Our Wednesday morning meeting was delayed for almost one hour because he had just arrived from overnight travel from Kitui where he had a meeting with Governor Charity Ngilu. They were discussing Pyeongchang.

“Many people without your handicap can’t run a schedule like yours, much less do what you do,” I complimented him. He smiled in acceptance.

But it was obvious that he had plenty on his mind.

His smooth, boyish face and slender frame make him look younger than his 25 years.

But in the course of conversation, the weight of his experiences, the lessons he has drawn from them and the direction in life that they have made him shape, inexorably draw you to the conclusion that he is older than his years.

“Daniel,” I ask him, “are you married?”

“No,” he replies. “I don’t even have a girlfriend. I am consumed in my work. I see myself as a missionary. Through sports, I want to change our society’s attitudes towards people with disabilities.”

That is my first hint that this will be no rhapsody about his achievements.

It is about the work at hand.

He is a man on a mission and time is of the essence. Then he starts talking about how it is possible to see and not see the person you are looking at.

“In Kenya,” he tells me, “people with disabilities live in a world of their own. To the vast majority who don’t share their handicaps, disabled people either don’t exist, or shouldn’t exist. Some are hidden from public view because of shame.

“Our society is extremely reluctant to provide for the special needs of people who were either born with a disability or acquired it sometime in their life.
This is unlike, for instance, Europe, America and the Far East. In those countries, a disabled person is an equal member of society. I want the same for us here.”

Katheku went to high school in Joytown Secondary School for the Disabled in Thika.

All but about 15 of its 242 students are either on wheelchairs or crutches.

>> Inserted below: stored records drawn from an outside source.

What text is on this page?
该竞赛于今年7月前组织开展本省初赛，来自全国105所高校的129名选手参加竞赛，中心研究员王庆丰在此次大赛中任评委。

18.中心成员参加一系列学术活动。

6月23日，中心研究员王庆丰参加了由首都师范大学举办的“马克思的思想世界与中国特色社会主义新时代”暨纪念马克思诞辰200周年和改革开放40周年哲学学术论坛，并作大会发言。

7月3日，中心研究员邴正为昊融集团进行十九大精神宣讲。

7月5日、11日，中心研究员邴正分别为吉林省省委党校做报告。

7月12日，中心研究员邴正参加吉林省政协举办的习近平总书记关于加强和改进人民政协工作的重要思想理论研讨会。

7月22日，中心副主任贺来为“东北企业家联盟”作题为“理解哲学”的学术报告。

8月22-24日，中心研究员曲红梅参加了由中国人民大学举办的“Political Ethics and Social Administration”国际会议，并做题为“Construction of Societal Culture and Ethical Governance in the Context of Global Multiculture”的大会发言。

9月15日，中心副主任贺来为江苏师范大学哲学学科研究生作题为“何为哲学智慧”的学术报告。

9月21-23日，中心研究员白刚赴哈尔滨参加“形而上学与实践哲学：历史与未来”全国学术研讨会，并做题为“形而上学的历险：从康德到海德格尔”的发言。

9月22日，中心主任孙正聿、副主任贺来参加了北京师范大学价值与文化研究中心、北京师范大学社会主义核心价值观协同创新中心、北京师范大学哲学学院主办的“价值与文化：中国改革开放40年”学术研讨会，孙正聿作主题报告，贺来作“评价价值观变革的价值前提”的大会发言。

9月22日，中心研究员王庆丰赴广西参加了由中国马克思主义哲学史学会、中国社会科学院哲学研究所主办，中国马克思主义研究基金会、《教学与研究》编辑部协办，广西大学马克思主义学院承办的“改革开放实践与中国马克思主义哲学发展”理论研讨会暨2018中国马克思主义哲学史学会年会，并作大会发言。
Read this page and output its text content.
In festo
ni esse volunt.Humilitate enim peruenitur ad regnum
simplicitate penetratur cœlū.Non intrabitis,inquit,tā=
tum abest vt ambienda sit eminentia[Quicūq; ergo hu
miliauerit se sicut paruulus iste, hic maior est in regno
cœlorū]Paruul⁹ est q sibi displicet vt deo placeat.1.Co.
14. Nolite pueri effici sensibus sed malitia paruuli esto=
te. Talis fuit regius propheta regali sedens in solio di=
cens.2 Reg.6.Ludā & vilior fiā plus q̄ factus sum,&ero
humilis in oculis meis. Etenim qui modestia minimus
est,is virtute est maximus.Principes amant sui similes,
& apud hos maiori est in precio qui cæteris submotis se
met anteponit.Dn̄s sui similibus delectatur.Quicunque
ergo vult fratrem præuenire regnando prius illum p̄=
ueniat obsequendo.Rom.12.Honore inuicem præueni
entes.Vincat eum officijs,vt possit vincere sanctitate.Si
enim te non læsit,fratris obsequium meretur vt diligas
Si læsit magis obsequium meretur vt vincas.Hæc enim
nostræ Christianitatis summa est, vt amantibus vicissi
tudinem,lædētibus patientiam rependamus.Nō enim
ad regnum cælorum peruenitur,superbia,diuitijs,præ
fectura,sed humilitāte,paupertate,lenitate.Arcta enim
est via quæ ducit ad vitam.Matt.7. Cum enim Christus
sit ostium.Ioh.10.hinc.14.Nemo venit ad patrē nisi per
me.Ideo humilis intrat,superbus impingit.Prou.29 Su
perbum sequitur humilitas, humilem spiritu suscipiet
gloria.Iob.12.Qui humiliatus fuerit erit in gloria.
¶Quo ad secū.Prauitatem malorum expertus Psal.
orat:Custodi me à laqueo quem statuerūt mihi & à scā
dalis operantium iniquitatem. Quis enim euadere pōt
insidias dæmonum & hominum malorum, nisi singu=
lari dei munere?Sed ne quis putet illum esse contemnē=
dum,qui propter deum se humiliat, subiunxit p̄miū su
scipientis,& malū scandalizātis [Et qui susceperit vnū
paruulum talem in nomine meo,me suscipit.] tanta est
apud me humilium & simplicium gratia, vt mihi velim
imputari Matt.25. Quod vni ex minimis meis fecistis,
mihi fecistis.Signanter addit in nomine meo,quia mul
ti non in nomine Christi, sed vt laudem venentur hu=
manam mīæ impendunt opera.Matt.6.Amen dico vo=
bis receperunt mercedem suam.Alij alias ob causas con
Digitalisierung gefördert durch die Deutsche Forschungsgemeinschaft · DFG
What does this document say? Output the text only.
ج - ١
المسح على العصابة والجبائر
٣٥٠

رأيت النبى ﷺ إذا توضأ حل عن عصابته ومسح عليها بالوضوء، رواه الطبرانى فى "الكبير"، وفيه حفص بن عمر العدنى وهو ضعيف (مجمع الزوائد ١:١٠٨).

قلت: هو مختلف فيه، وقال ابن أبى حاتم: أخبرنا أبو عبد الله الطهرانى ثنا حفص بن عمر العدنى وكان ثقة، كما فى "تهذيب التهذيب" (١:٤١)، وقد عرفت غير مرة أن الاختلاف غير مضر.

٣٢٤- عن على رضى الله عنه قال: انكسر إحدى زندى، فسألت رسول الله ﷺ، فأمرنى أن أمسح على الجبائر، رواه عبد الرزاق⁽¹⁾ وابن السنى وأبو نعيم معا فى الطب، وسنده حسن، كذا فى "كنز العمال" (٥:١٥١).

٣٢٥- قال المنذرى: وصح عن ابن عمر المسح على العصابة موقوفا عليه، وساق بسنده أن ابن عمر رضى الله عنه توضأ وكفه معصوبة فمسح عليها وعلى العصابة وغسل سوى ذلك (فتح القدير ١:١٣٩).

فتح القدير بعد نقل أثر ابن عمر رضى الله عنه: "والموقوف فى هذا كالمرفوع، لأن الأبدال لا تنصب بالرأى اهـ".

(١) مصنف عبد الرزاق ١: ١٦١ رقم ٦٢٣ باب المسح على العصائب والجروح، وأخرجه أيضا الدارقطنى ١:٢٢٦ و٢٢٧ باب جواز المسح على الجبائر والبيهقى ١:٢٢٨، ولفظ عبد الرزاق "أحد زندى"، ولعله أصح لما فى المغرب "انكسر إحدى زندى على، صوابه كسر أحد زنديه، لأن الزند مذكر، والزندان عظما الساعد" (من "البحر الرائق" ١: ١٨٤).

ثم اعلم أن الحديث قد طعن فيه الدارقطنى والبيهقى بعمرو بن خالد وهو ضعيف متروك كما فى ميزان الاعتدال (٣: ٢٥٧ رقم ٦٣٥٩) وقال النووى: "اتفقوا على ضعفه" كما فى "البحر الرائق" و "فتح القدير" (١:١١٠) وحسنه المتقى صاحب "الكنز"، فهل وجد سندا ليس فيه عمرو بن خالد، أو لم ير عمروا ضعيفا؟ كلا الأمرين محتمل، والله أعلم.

One morning these children woke up to find all 20 of their brand new computers, which had been donated scarcely a week before, stolen.

The burglars who invaded the school in the night had done so safe in the knowledge that the children inside it were in no position to help themselves.

“Joytown is where I really launched my career,” Katheku says.

“It is where I became a Paralympic athlete. It was where I got all the love and confidence I needed. When that happened, there was terrible sadness in the school. That day nobody felt like studying.”

Everybody was puzzled: what kind of person could commit such an act? Children in general are the most vulnerable members of society. But what about disabled children?


For Katheku and his schoolmates, it was a darkness of heart beyond comprehension.

Unbelievable as it may sound, the school’s Principal, Ms Leyah Kamonye, told me that building a perimeter wall around the school became absolutely necessary as such incidents became commonplace.

Apparently, for some people, targeting physically disabled children was the way to get ahead in life.

And yet this is a school so bereft of sports facilities that it uses its dining hall for indoor games such as sitting volleyball.

But those acts of violence did not break Katheku’s spirit.

When the Korean Paralympic Association invited two Kenyans – one blind, and another one with a physical disability – to compete for a seven year sponsorship in which the participants would be going to South Korea each year to horn their skills in their specialties, he emerged the winner.